Temuan utama dalam survei tersebut menunjukkan, terdapat tren negatif dan positif khususnya terkait pelayanan kesehatan bagi perempuan. Dari wawancara yang telah dilakukan, mayoritas responden tidak mengetahui fasilitas kesehatan di daerahnya memberikan layanan kesehatan preventif ataupun kuratif khusus perempuan.
Selain itu, cukup banyak responden yang melaporkan tidak ada layanan kesehatan khusus perempuan di daerahnya. Partisipasi warga dalam kegiatan sosialisasi pengarusutamaan layanan kesehatan untuk perempuan juga masih rendah.
”Selain perlu meningkatkan sosialisasi informasi untuk layanan kesehatan perempuan, perlu juga mendorong kelompok perempuan untuk berpartisipasi. Jadi, perlu dua arah, yaitu meningkatkan sosialisasi dan mendorong partisipasi,” ujar Alfindra.
Hasil survei juga mencatat tren negatif lainnya, yakni mayoritas responden tidak mendapatkan informasi layanan kesehatan melalui sumber resmi pemerintah. Mayoritas responden juga tidak melayangkan pengaduan soal pelayanan kesehatan karena tidak mengetahui prosedur dan takut dipermasalahkan oleh pihak fasilitas pelayanan kesehatan.
Temuan terkait pandemi
Dalam survei tersebut diketahui juga bahwa mayoritas responden dan keluarganya tidak pernah melakukan tes Covid-19 karena tidak merasakan gejala klinis atau tanda-tanda terpapar. Adapun bagi responden yang pernah melakukan tes Covid-19, mayoritas menggunakan layanan tes cepat antibodi dan dilanjutkan antigen serta reaksi berantai polimerase (PCR).
”Pilihan menggunakan tes Covid-19 ini juga berhubungan dengan biaya yang dikeluarkan. Mungkin biaya satu kali untuk PCR akan menghabiskan penghasilan mereka selama satu bulan. Ini sangat memberatkan, apalagi jika harus menjalani tes satu keluarga,” tutur Alfindra.
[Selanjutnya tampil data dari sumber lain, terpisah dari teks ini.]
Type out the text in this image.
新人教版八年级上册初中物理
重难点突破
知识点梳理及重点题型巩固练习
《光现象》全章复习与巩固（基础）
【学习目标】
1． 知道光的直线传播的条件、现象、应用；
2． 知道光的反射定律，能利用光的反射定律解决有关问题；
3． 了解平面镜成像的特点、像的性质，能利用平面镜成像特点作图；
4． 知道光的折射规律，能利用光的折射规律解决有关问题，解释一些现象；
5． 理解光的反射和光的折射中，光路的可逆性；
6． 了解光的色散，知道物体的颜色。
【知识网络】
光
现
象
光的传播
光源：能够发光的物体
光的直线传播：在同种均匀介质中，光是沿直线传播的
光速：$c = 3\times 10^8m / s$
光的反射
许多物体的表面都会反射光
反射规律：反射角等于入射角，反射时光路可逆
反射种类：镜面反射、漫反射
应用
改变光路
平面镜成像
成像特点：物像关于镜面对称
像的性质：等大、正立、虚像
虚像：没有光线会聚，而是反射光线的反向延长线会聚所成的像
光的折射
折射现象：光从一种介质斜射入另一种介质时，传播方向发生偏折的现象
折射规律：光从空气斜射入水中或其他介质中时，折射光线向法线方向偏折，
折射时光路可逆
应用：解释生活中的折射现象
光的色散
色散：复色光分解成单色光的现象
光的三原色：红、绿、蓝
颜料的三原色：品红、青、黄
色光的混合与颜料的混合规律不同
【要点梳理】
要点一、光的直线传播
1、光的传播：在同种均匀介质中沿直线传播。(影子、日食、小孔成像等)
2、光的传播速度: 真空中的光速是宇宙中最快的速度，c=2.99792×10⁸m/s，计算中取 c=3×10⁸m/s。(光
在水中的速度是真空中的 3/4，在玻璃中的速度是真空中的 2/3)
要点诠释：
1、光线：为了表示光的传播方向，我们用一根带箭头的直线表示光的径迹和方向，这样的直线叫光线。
Untuk meningkatkan kesadaran masyarakat melakukan tes Covid-19, Alfindra menilai biaya tes PCR perlu diturunkan sehingga lebih terjangkau. Tingginya biaya tes Covid-19 yang akurat, seperti PCR, menjadi penghambat dalam mengetahui status kesehatan masyarakat.
Selain perlu meningkatkan sosialisasi informasi untuk layanan kesehatan perempuan, perlu juga mendorong kelompok perempuan untuk berpartisipasi.
Alfindra menekankan, temuan dari penelitian ini bisa dijadikan rujukan awal pengalaman kelompok rentan mengakses layanan kesehatan selama pandemi. Hasil penelitian juga menggambarkan pengalaman warga pada gelombang pertama pandemi dan tidak bisa disamaratakan dengan apa yang terjadi pada gelombang kedua.
Senior Program Officer Tujuan Pembangunan Berkelanjutan (SDGs) INFID Bona Tua mendorong pemerintah daerah memperkuat sistem kesehatan publik khususnya di enam daerah survei. Pemda juga perlu meningkatkan layanan kesehatan perempuan melalui mekanisme yang lebih mudah dan masif.
Bagi pemerintah pusat, kata Bona, salah satu upaya penguatan yang perlu dilakukan ialah merekrut 100.000-200.000 tenaga kesehatan selama tiga tahun ke depan untuk distribusikan ke seluruh wilayah Indonesia. Perlu juga mengalokasikan anggaran tambahan 1-1,5 persen dari produk domestik bruto (PDB) untuk sektor kesehatan.
Sekretaris Jenderal Koalisi Perempuan Indonesia (KPI) Mike Verawati Tangka juga mendorong peningkatan pelayanan kesehatan perempuan selama pandemi. Sebab, pembatasan fisik dan sosial selama pandemi banyak diartikan juga sebagai pembatasan rutin layanan kesehatan. Akibatnya, layanan kesehatan, termasuk kepada perempuan dan ibu hamil, terganggu. Padahal, ibu hamil, khususnya yang mendekati persalinan, harus terus mendapat layanan kesehatan rutin bulanan.